Que retenir de la campagne de Bernie Sanders ?

©Michael Vadon. Attribution-ShareAlike 2.0 Generic (CC BY-SA 2.0)

Que retenir de la campagne de Bernie Sanders ? Voilà la question à laquelle Simon Tremblay Pepin (Professeur à l’Université Saint Paul d’Ottawa) essaie de répondre, en s’appuyant sur les témoignages apportés par deux des principaux organisateurs de la campagne de Bernie Sanders : Becky Bond et Zack Exley. Leur livre, intitulé Rules for revolutionaries, how big organizing can change everything, apporte des clés de compréhension essentielles sur l’organisation de la campagne de Bernie Sanders lors des primaires démocrates de 2016Cet article, que LVSL reproduit en accord avec son auteur, a été publié à l’origine dans la revue en ligne québécoise Raison Sociale.


Tout le monde aime Bernie. Il est sympathique, il attire les foules et il dit des choses plus radicales que ce qui se dit habituellement au Parti démocrate. Plus encore, sa campagne donne de l’espoir, celui qu’on peut (presque) gagner sans vendre son âme, même aux États-Unis. Le danger à propos de la campagne de Sanders, c’est de tomber dans le piège communicationnel et de penser que tout est dû au personnage. Même si lui-même ne cesse de dire le contraire, il est facile de ne voir là qu’un propos symbolique ; surtout de l’extérieur, surtout avec les campagnes si personnalisantes que sont les primaires étasuniennes. Si on s’arrête là, on a peu de choses à apprendre. Le succès de sa campagne serait fondé sur le charisme de Sanders et un ensemble de circonstances favorables. Ce serait passer à côté de l’essentiel : l’organisation derrière la campagne.

Rules for Revolutionaries : How Big Organizing Can Change Everything, écrit par Becky Bond et Zack Exley, qui furent tous deux au cœur de la campagne web de Sanders, nous permet de jeter un œil sur cette organisation. Rules for Revolutionaries nous offre à la fois quelques éléments chronologiques et une série de règles à respecter pour faire du « big organizing ».

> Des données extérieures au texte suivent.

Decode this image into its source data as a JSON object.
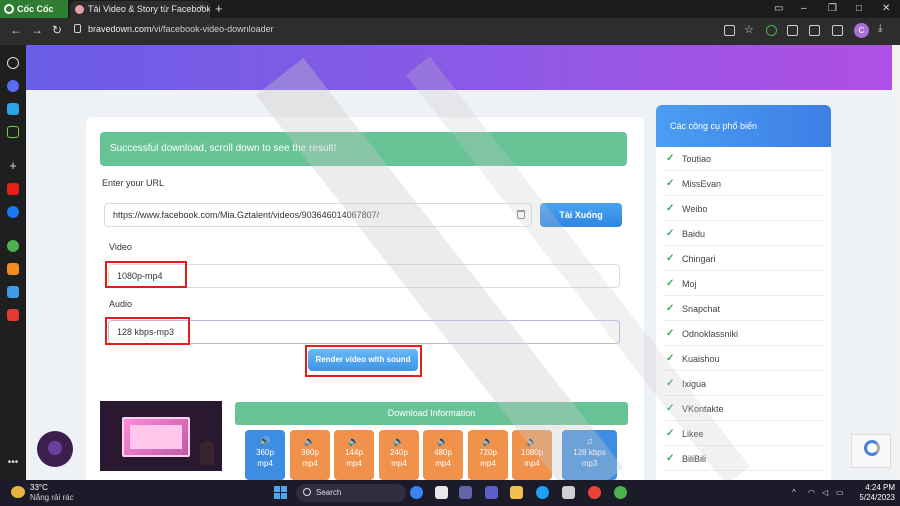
{
  "browser": {
    "brand": "Cốc Cốc",
    "tab_title": "Tải Video & Story từ Facebook",
    "tab_close": "×",
    "new_tab": "+",
    "url_host": "bravedown.com",
    "url_path": "/vi/facebook-video-downloader",
    "avatar_letter": "C"
  },
  "main": {
    "alert": "Successful download, scroll down to see the result!",
    "url_label": "Enter your URL",
    "url_value": "https://www.facebook.com/Mia.Gztalent/videos/903646014067807/",
    "download_button": "Tải Xuống",
    "video_label": "Video",
    "video_value": "1080p-mp4",
    "audio_label": "Audio",
    "audio_value": "128 kbps-mp3",
    "render_button": "Render video with sound",
    "download_info": "Download Information",
    "qualities": [
      {
        "res": "360p",
        "fmt": "mp4"
      },
      {
        "res": "360p",
        "fmt": "mp4"
      },
      {
        "res": "144p",
        "fmt": "mp4"
      },
      {
        "res": "240p",
        "fmt": "mp4"
      },
      {
        "res": "480p",
        "fmt": "mp4"
      },
      {
        "res": "720p",
        "fmt": "mp4"
      },
      {
        "res": "1080p",
        "fmt": "mp4"
      },
      {
        "res": "128 kbps",
        "fmt": "mp3"
      }
    ]
  },
  "tools": {
    "title": "Các công cụ phổ biến",
    "items": [
      "Toutiao",
      "MissEvan",
      "Weibo",
      "Baidu",
      "Chingari",
      "Moj",
      "Snapchat",
      "Odnoklassniki",
      "Kuaishou",
      "Ixigua",
      "VKontakte",
      "Likee",
      "BiliBili"
    ]
  },
  "taskbar": {
    "temp": "33°C",
    "condition": "Nắng rải rác",
    "search": "Search",
    "time": "4:24 PM",
    "date": "5/24/2023"
  },
  "colors": {
    "alert_green": "#68c497",
    "primary_blue": "#3d8ee2",
    "quality_orange": "#f0924c",
    "highlight_red": "#e01e1e"
  }
}
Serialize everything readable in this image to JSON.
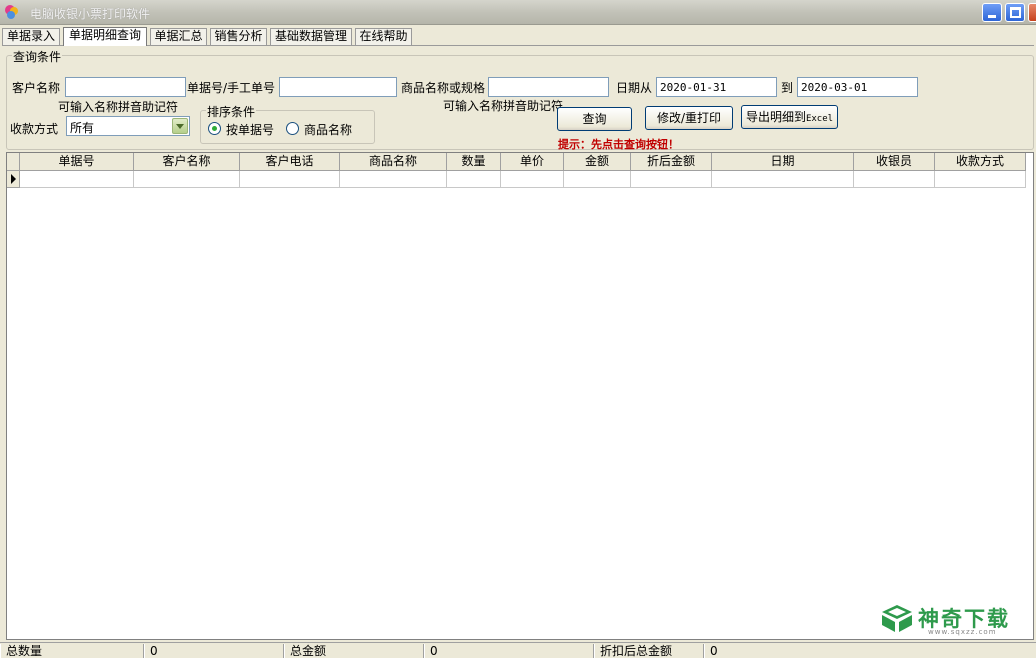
{
  "window": {
    "title": "电脑收银小票打印软件"
  },
  "tabs": [
    {
      "label": "单据录入"
    },
    {
      "label": "单据明细查询"
    },
    {
      "label": "单据汇总"
    },
    {
      "label": "销售分析"
    },
    {
      "label": "基础数据管理"
    },
    {
      "label": "在线帮助"
    }
  ],
  "query": {
    "group_title": "查询条件",
    "customer_label": "客户名称",
    "customer_value": "",
    "order_no_label": "单据号/手工单号",
    "order_no_value": "",
    "product_label": "商品名称或规格",
    "product_value": "",
    "date_from_label": "日期从",
    "date_from_value": "2020-01-31",
    "date_to_label": "到",
    "date_to_value": "2020-03-01",
    "customer_hint": "可输入名称拼音助记符",
    "product_hint": "可输入名称拼音助记符",
    "payment_label": "收款方式",
    "payment_value": "所有",
    "sort_title": "排序条件",
    "sort_options": [
      "按单据号",
      "商品名称"
    ],
    "sort_selected": "按单据号",
    "query_button": "查询",
    "reprint_button": "修改/重打印",
    "export_button": "导出明细到",
    "export_button_suffix": "Excel",
    "tip": "提示：先点击查询按钮！"
  },
  "grid": {
    "columns": [
      "单据号",
      "客户名称",
      "客户电话",
      "商品名称",
      "数量",
      "单价",
      "金额",
      "折后金额",
      "日期",
      "收银员",
      "收款方式"
    ],
    "rows": []
  },
  "watermark": {
    "text": "神奇下载",
    "url": "www.sqxzz.com"
  },
  "status": {
    "total_qty_label": "总数量",
    "total_qty_value": "0",
    "total_amount_label": "总金额",
    "total_amount_value": "0",
    "discount_total_label": "折扣后总金额",
    "discount_total_value": "0"
  },
  "colors": {
    "accent": "#2e9a4c",
    "tip": "#c00000",
    "titlebar": "#c2c2b8"
  }
}
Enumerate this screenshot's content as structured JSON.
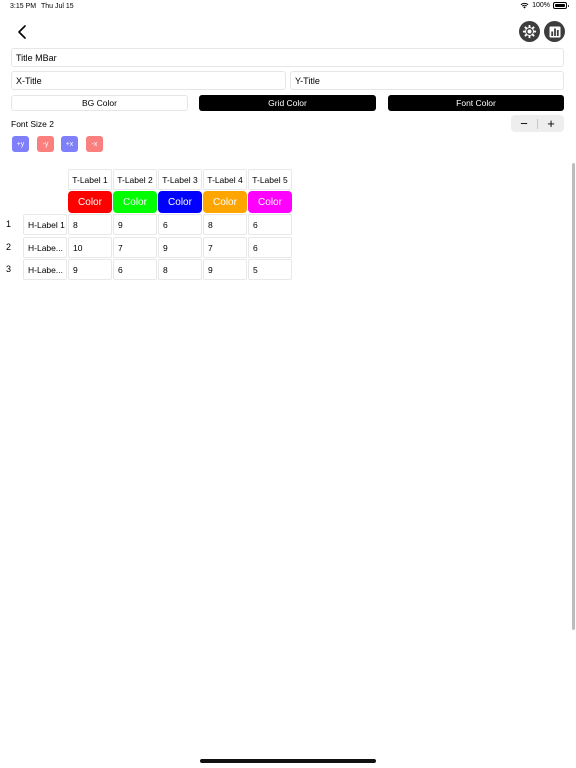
{
  "status": {
    "time": "3:15 PM",
    "date": "Thu Jul 15",
    "battery": "100%"
  },
  "inputs": {
    "title": "Title MBar",
    "x_title": "X-Title",
    "y_title": "Y-Title"
  },
  "color_buttons": {
    "bg": "BG Color",
    "grid": "Grid Color",
    "font": "Font Color"
  },
  "font_size": {
    "label": "Font Size 2",
    "minus": "−",
    "plus": "+"
  },
  "axis_buttons": {
    "add_y": "+y",
    "remove_y": "-y",
    "add_x": "+x",
    "remove_x": "-x"
  },
  "colors": {
    "add": "#7f7ffa",
    "remove": "#fa7f7f",
    "series": [
      "#ff0000",
      "#00ff00",
      "#0000ff",
      "#ffa500",
      "#ff00ff"
    ]
  },
  "grid": {
    "columns": [
      "T-Label 1",
      "T-Label 2",
      "T-Label 3",
      "T-Label 4",
      "T-Label 5"
    ],
    "color_label": "Color",
    "rows": [
      {
        "num": "1",
        "label": "H-Label 1",
        "values": [
          "8",
          "9",
          "6",
          "8",
          "6"
        ]
      },
      {
        "num": "2",
        "label": "H-Labe...",
        "values": [
          "10",
          "7",
          "9",
          "7",
          "6"
        ]
      },
      {
        "num": "3",
        "label": "H-Labe...",
        "values": [
          "9",
          "6",
          "8",
          "9",
          "5"
        ]
      }
    ]
  }
}
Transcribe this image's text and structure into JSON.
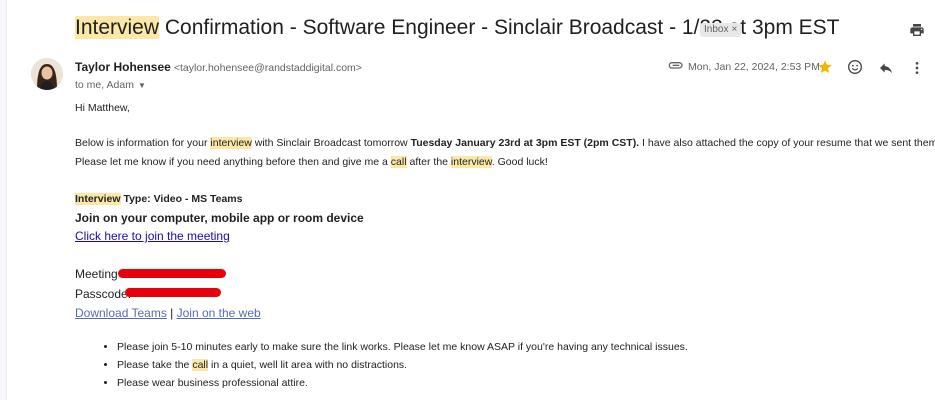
{
  "subject": {
    "highlight": "Interview",
    "rest": " Confirmation - Software Engineer - Sinclair Broadcast - 1/23 at 3pm EST"
  },
  "label_badge": {
    "text": "Inbox",
    "close": "×"
  },
  "icons": {
    "print": "print-icon",
    "attachment": "attachment-icon",
    "star": "star-icon",
    "emoji": "emoji-icon",
    "reply": "reply-icon",
    "more": "more-vert-icon",
    "caret": "caret-down-icon"
  },
  "colors": {
    "highlight": "#fce8a6",
    "star": "#f5b400",
    "redact": "#e8000b",
    "link": "#1a0dab"
  },
  "sender": {
    "name": "Taylor Hohensee",
    "email": "<taylor.hohensee@randstaddigital.com>",
    "to": "to me, Adam",
    "date": "Mon, Jan 22, 2024, 2:53 PM"
  },
  "body": {
    "greeting": "Hi Matthew,",
    "p1": {
      "a": "Below is information for your ",
      "b": "interview",
      "c": " with Sinclair Broadcast tomorrow ",
      "d": "Tuesday January 23rd at 3pm EST (2pm CST).",
      "e": " I have also attached the copy of your resume that we sent them."
    },
    "p2": {
      "a": "Please let me know if you need anything before then and give me a ",
      "b": "call",
      "c": " after the ",
      "d": "interview",
      "e": ". Good luck!"
    },
    "type_line": {
      "highlight": "Interview",
      "rest": " Type: Video - MS Teams"
    },
    "join_heading": "Join on your computer, mobile app or room device",
    "join_link": "Click here to join the meeting",
    "meeting_id_label": "Meeting ID: ",
    "passcode_label": "Passcode: ",
    "download_teams": "Download Teams",
    "separator": " | ",
    "join_web": "Join on the web",
    "bullets": {
      "b1": "Please join 5-10 minutes early to make sure the link works. Please let me know ASAP if you're having any technical issues.",
      "b2a": "Please take the ",
      "b2b": "call",
      "b2c": " in a quiet, well lit area with no distractions.",
      "b3": "Please wear business professional attire."
    }
  }
}
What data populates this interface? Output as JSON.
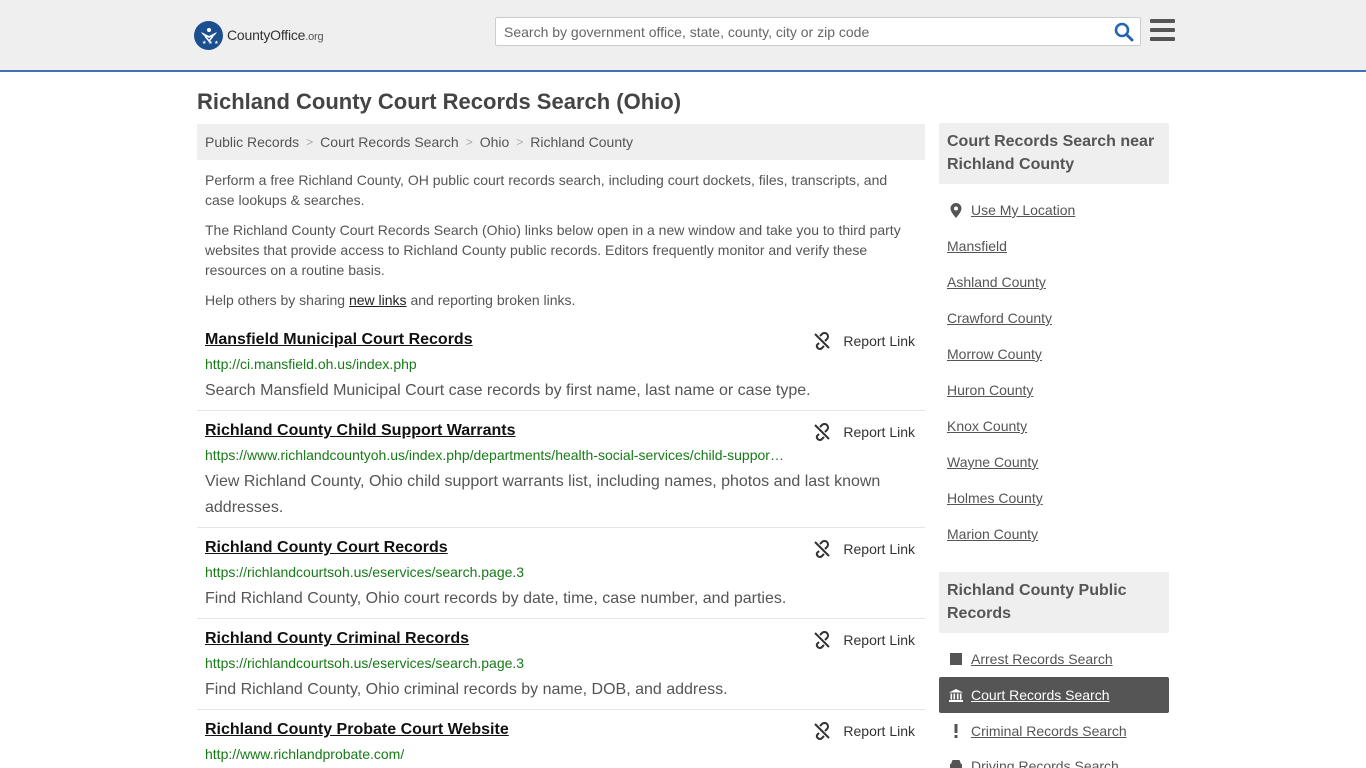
{
  "header": {
    "logo_main": "CountyOffice",
    "logo_suffix": ".org",
    "search_placeholder": "Search by government office, state, county, city or zip code"
  },
  "page": {
    "title": "Richland County Court Records Search (Ohio)"
  },
  "breadcrumb": [
    "Public Records",
    "Court Records Search",
    "Ohio",
    "Richland County"
  ],
  "intro": {
    "p1": "Perform a free Richland County, OH public court records search, including court dockets, files, transcripts, and case lookups & searches.",
    "p2": "The Richland County Court Records Search (Ohio) links below open in a new window and take you to third party websites that provide access to Richland County public records. Editors frequently monitor and verify these resources on a routine basis.",
    "p3_before": "Help others by sharing ",
    "p3_link": "new links",
    "p3_after": " and reporting broken links."
  },
  "report_label": "Report Link",
  "results": [
    {
      "title": "Mansfield Municipal Court Records",
      "url": "http://ci.mansfield.oh.us/index.php",
      "desc": "Search Mansfield Municipal Court case records by first name, last name or case type."
    },
    {
      "title": "Richland County Child Support Warrants",
      "url": "https://www.richlandcountyoh.us/index.php/departments/health-social-services/child-support-enforcement-agency/child-support-warrants",
      "desc": "View Richland County, Ohio child support warrants list, including names, photos and last known addresses."
    },
    {
      "title": "Richland County Court Records",
      "url": "https://richlandcourtsoh.us/eservices/search.page.3",
      "desc": "Find Richland County, Ohio court records by date, time, case number, and parties."
    },
    {
      "title": "Richland County Criminal Records",
      "url": "https://richlandcourtsoh.us/eservices/search.page.3",
      "desc": "Find Richland County, Ohio criminal records by name, DOB, and address."
    },
    {
      "title": "Richland County Probate Court Website",
      "url": "http://www.richlandprobate.com/",
      "desc": ""
    }
  ],
  "sidebar": {
    "nearby_heading": "Court Records Search near Richland County",
    "use_location": "Use My Location",
    "nearby": [
      "Mansfield",
      "Ashland County",
      "Crawford County",
      "Morrow County",
      "Huron County",
      "Knox County",
      "Wayne County",
      "Holmes County",
      "Marion County"
    ],
    "public_heading": "Richland County Public Records",
    "public_records": [
      {
        "label": "Arrest Records Search",
        "icon": "square-icon",
        "active": false
      },
      {
        "label": "Court Records Search",
        "icon": "courthouse-icon",
        "active": true
      },
      {
        "label": "Criminal Records Search",
        "icon": "exclamation-icon",
        "active": false
      },
      {
        "label": "Driving Records Search",
        "icon": "car-icon",
        "active": false
      }
    ]
  },
  "colors": {
    "accent_blue": "#3c73b5",
    "url_green": "#177a17",
    "active_bg": "#555555"
  }
}
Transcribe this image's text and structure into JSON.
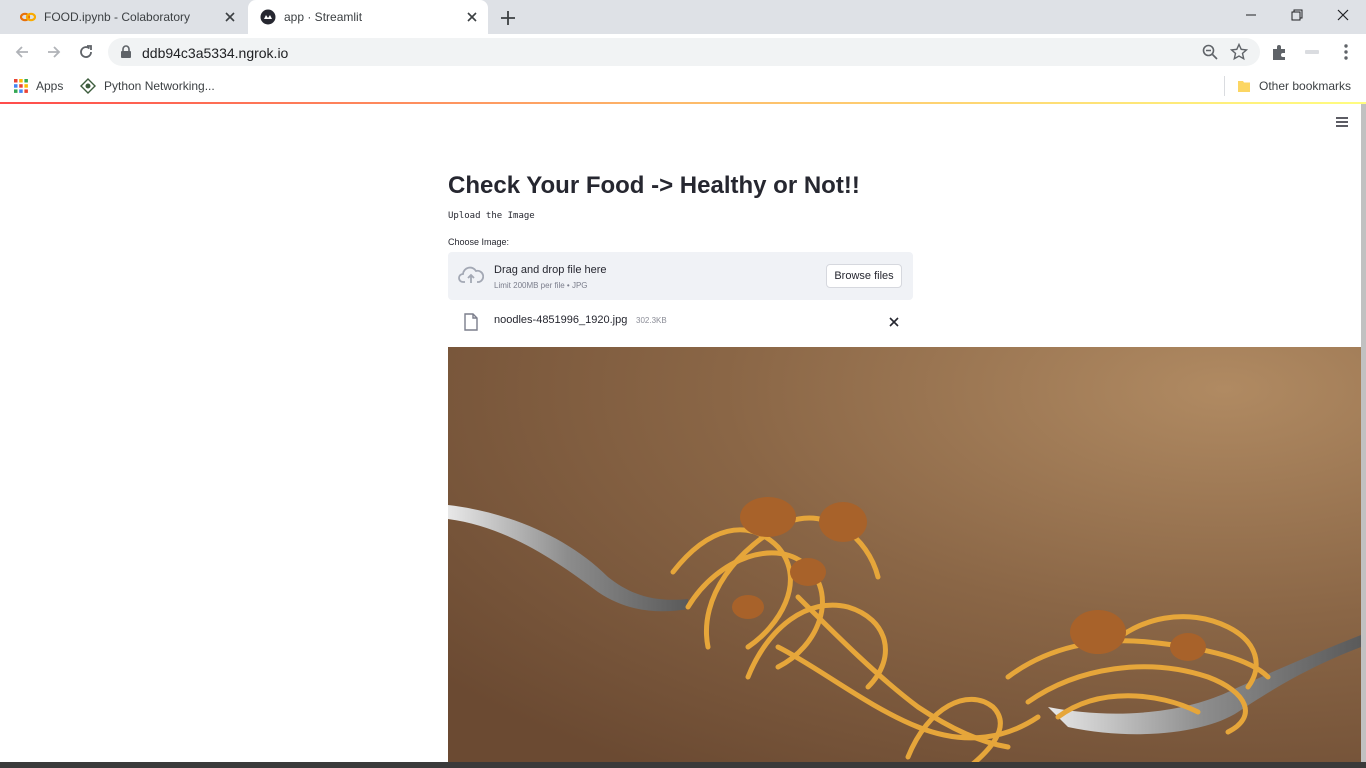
{
  "browser": {
    "tabs": [
      {
        "title": "FOOD.ipynb - Colaboratory",
        "active": false
      },
      {
        "title": "app · Streamlit",
        "active": true
      }
    ],
    "url": "ddb94c3a5334.ngrok.io",
    "bookmarks": {
      "apps": "Apps",
      "python_networking": "Python Networking...",
      "other": "Other bookmarks"
    },
    "accent_colors": {
      "colab_orange": "#f9ab00",
      "streamlit_red": "#ff4b4b",
      "folder_yellow": "#fcd663"
    }
  },
  "app": {
    "title": "Check Your Food -> Healthy or Not!!",
    "subtitle": "Upload the Image",
    "uploader": {
      "label": "Choose Image:",
      "drop_title": "Drag and drop file here",
      "drop_hint": "Limit 200MB per file • JPG",
      "browse_label": "Browse files"
    },
    "file": {
      "name": "noodles-4851996_1920.jpg",
      "size": "302.3KB"
    },
    "image_description_icon": "food-photo"
  }
}
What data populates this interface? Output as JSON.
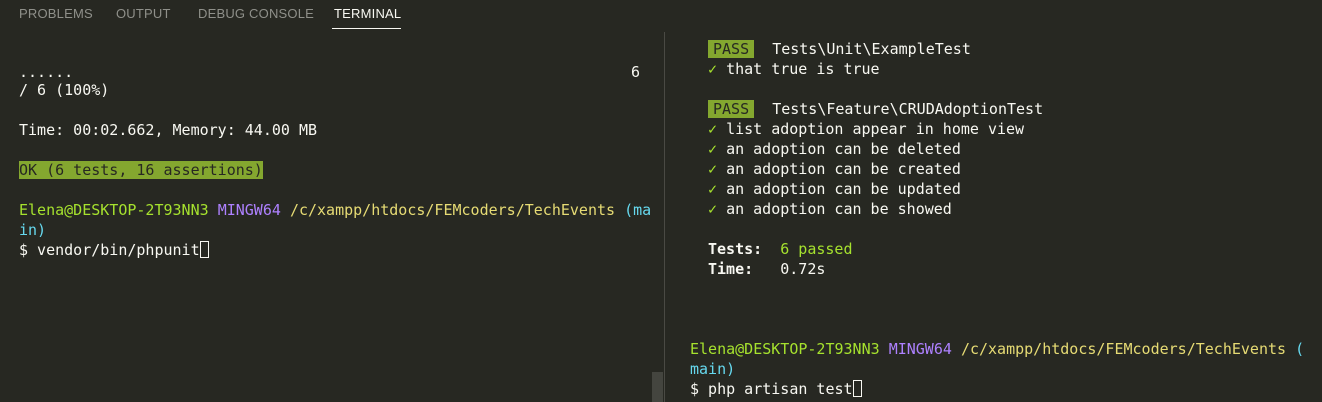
{
  "tabs": [
    {
      "label": "PROBLEMS"
    },
    {
      "label": "OUTPUT"
    },
    {
      "label": "DEBUG CONSOLE"
    },
    {
      "label": "TERMINAL"
    }
  ],
  "left": {
    "dots": "......",
    "dots_count": "6",
    "progress": "/ 6 (100%)",
    "time_memory": "Time: 00:02.662, Memory: 44.00 MB",
    "ok": "OK (6 tests, 16 assertions)",
    "prompt_user": "Elena@DESKTOP-2T93NN3",
    "prompt_env": "MINGW64",
    "prompt_path": "/c/xampp/htdocs/FEMcoders/TechEvents",
    "prompt_branch_1": "(ma",
    "prompt_branch_2": "in)",
    "command": "$ vendor/bin/phpunit"
  },
  "right": {
    "pass_label_1": "PASS",
    "suite_1": "Tests\\Unit\\ExampleTest",
    "check_1": "✓",
    "test_1": "that true is true",
    "pass_label_2": "PASS",
    "suite_2": "Tests\\Feature\\CRUDAdoptionTest",
    "tests_2": [
      "list adoption appear in home view",
      "an adoption can be deleted",
      "an adoption can be created",
      "an adoption can be updated",
      "an adoption can be showed"
    ],
    "check_mark": "✓",
    "summary_tests_label": "Tests:",
    "summary_tests_value": "6 passed",
    "summary_time_label": "Time:",
    "summary_time_value": "0.72s",
    "prompt_user": "Elena@DESKTOP-2T93NN3",
    "prompt_env": "MINGW64",
    "prompt_path": "/c/xampp/htdocs/FEMcoders/TechEvents",
    "prompt_branch_1": "(",
    "prompt_branch_2": "main)",
    "command": "$ php artisan test"
  },
  "colors": {
    "background": "#272822",
    "pass_badge": "#84a72f",
    "green": "#a6e22e",
    "purple": "#ae81ff",
    "yellow": "#e6db74",
    "cyan": "#66d9ef"
  }
}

Certains traits de l’ouvrage sont agaçants. La propension des auteurs à nous vendre leur salade à grand renforts de superlatifs et des points d’exclamation n’est pas la moindre. L’attitude donneuse de leçon – difficile à éviter considérant la forme choisie – lasse aussi. Néanmoins, une fois qu’on est passé outre, les apprentissages à faire sont grands et les idées sont emballantes. Ils n’ont peut-être pas réalisé leur prétention d’écrire le nouveau Rules for Radicals (le célèbre ouvrage de Saul Alinsky), mais ils réussissent à nous en apprendre beaucoup sur la mobilisation politique aujourd’hui.

Le but de ce texte est d’extraire certains éléments qui m’ont marqué et de les rendre disponibles pour un lectorat francophone. Mon point de vue est évidemment centré sur le Québec et sa réalité politique, mais les idées transmises ici peuvent très bien inspirer ailleurs. On trouvera donc ici ma lecture très personnelle et très conjoncturelle du livre de Bond et Exley. J’y prends ce que j’aime et je l’interprète à ma façon, je laisse derrière ce qui ne m’intéresse pas. Le mieux est, bien sûr, d’aller lire le bouquin.

Contexte de l’ouvrage

Zack Exley est contacté pour travailler avec la campagne Sanders. Saisissant l’occasion, il quitte son boulot bien payé et embarque dans l’aventure avec enthousiasme, pour se rendre compte dès son arrivée qu’il a mis le pied dans une campagne de paumés. Il veut embaucher pour faire une stratégie web comme il a appris à le faire ailleurs, mais aucun nouveau salaire n’a été prévu.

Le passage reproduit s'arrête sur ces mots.